While critics would accuse Abe of opportunistically using Abenomics as a fig leaf for his other political ambitions, the fact is that it was a serious, sustained, and flexible attempt to grapple with Japan’s growth challenges. An expansive program, it was not without contradictions—and by no means was it an unqualified success—but it nevertheless signaled a maturity in Abe’s thinking. Whereas as a junior lawmaker he had been fixated on military power and some of the more symbolic legacies of the U.S. occupation of Japan, by his second premiership, he had learned that he could not neglect the economic foundation of national power. To secure Japan’s future in a more competitive world, Japan’s economy would need a new foundation for growth.
Thanks in part to Abenomics—which at the very least reversed years of stagnant wages; boosted corporate profits, tax revenues, and tourist flows to record highs; and reduced unemployment to record lows—Abe was able to end the revolving door of short-lived premierships that had followed his first premiership and win election after election during his second administration.
His durability in turn enabled him to pursue long-desired ambitions to create a national security council, concentrate bureaucratic personnel decisions in the prime minister’s office, reinterpret the Japanese Constitution to permit Japan’s Self-Defense Forces to engage in collective self-defense, and even launch a serious but ultimately unsuccessful bid to amend the constitution.

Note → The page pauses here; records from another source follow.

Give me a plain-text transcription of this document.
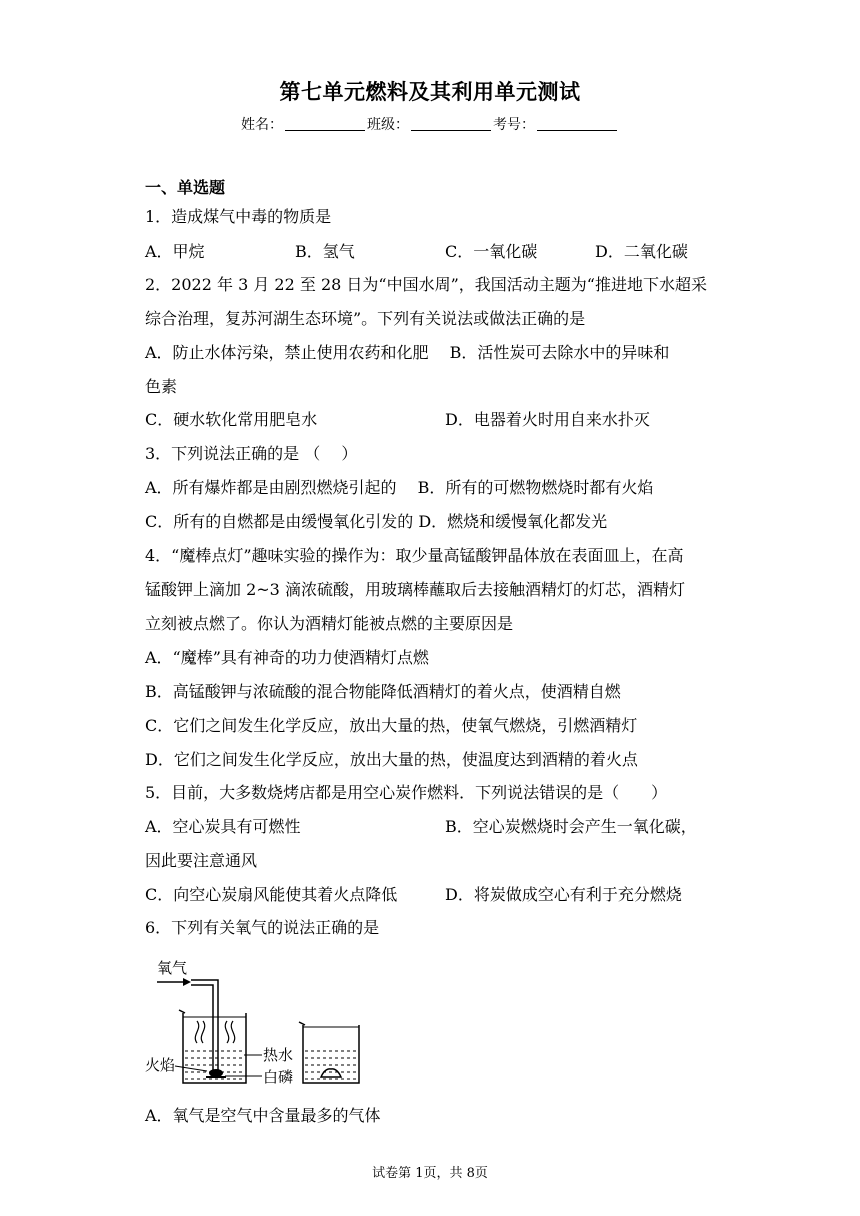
第七单元燃料及其利用单元测试
姓名：	班级：	考号：
一、单选题
1．造成煤气中毒的物质是
A．甲烷	B．氢气	C．一氧化碳	D．二氧化碳
2．2022 年 3 月 22 至 28 日为“中国水周”，我国活动主题为“推进地下水超采
综合治理，复苏河湖生态环境”。下列有关说法或做法正确的是
A．防止水体污染，禁止使用农药和化肥　 B．活性炭可去除水中的异味和
色素
C．硬水软化常用肥皂水	D．电器着火时用自来水扑灭
3．下列说法正确的是 （　 ）
A．所有爆炸都是由剧烈燃烧引起的　 B．所有的可燃物燃烧时都有火焰
C．所有的自燃都是由缓慢氧化引发的 D．燃烧和缓慢氧化都发光
4．“魔棒点灯”趣味实验的操作为：取少量高锰酸钾晶体放在表面皿上，在高
锰酸钾上滴加 2~3 滴浓硫酸，用玻璃棒蘸取后去接触酒精灯的灯芯，酒精灯
立刻被点燃了。你认为酒精灯能被点燃的主要原因是
A．“魔棒”具有神奇的功力使酒精灯点燃
B．高锰酸钾与浓硫酸的混合物能降低酒精灯的着火点，使酒精自燃
C．它们之间发生化学反应，放出大量的热，使氧气燃烧，引燃酒精灯
D．它们之间发生化学反应，放出大量的热，使温度达到酒精的着火点
5．目前，大多数烧烤店都是用空心炭作燃料．下列说法错误的是（　　）
A．空心炭具有可燃性	B．空心炭燃烧时会产生一氧化碳，
因此要注意通风
C．向空心炭扇风能使其着火点降低	D．将炭做成空心有利于充分燃烧
6．下列有关氧气的说法正确的是
氧气
火焰
热水
白磷
A．氧气是空气中含量最多的气体
试卷第 1页，共 8页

It also freed him to pursue an ambitious foreign policy that not only strengthened the U.S.-Japan relationship but also deepened its ties with regional partners, such as India and Australia—laying the groundwork for the Quadrilateral Security Dialogue—as well as leading Southeast Asian countries. It also enabled Japan to assume a leadership role in the pursuit of regional and global economic integration after the U.S. withdrawal from the Trans-Pacific Partnership.
Although his successes were weakened by the COVID-19 pandemic, which reversed economic gains and revealed the limits of reforms that strengthened and centralized the Japanese state, when he stepped down in August 2020 due to personal health reasons, he left his successors a blueprint for wielding power at home and abroad that thus far has not been surpassed.
Meanwhile, he had also acquired for himself the political acumen and stature that made him a formidable political power until the day of his death—a leader who was poised to play central roles in forthcoming debates about fiscal and defense policy. Abe’s death leaves a sizable vacuum for Japanese Prime Minister Fumio Kishida and his colleagues to fill.